While this is clearly devastating to students, it is very ominous for colleges, in particular private for-profits like ITT. Because these schools aren’t subsidized like public colleges, students tend to face higher up-front prices, increasing the likelihood of default. In fact, according to the latest numbers that could be found, 39 percent of student defaults came from private for-profits, despite having a much lower share of total loans. At the time these numbers were collected, as many as 12 for-profit schools were in danger of crossing the Department of Education’s default threshold and losing the ability to enroll students with federal loans.
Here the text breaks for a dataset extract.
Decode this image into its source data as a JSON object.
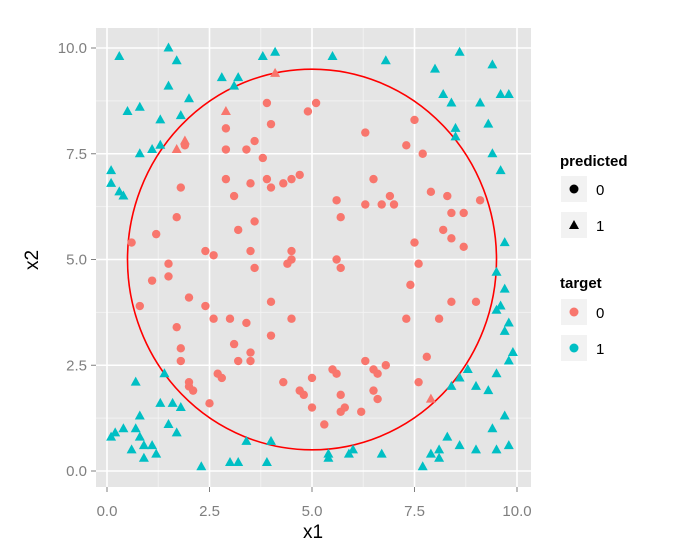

One must come to the conclusion that the United States could very well be looking at the collapse of for-profit schooling when this education bubble inevitably pops. These schools, like ITT, will not be able to survive when the boom period in student loans turns to bust. The job market will also be in need of a readjustment as these college grads will have to filter into areas of the economy other than their degree field where labor is more urgently needed. Organizations like Mike Rowe’s are well poised to help facilitate this demand now and when the market correction occurs.
When a market is distorted like the education market is, there is nothing that can or should be done to stop it. The bust is the market’s cure to the disease of misallocated resources. If what is written here is revealed as true, the only prescription for government is one of laissez-faire. If the United States is to have an education system that works, the government must stop interfering with it. It must stop its involvement in student loans and ideally leave education in its entirety to the private sector, where market forces can accurately coordinate what is taught with what employers and consumers need.
Nathan Keeble is a Mises University Graduate and helped found the Campaign to End Civil Asset Forfeiture in Tennessee.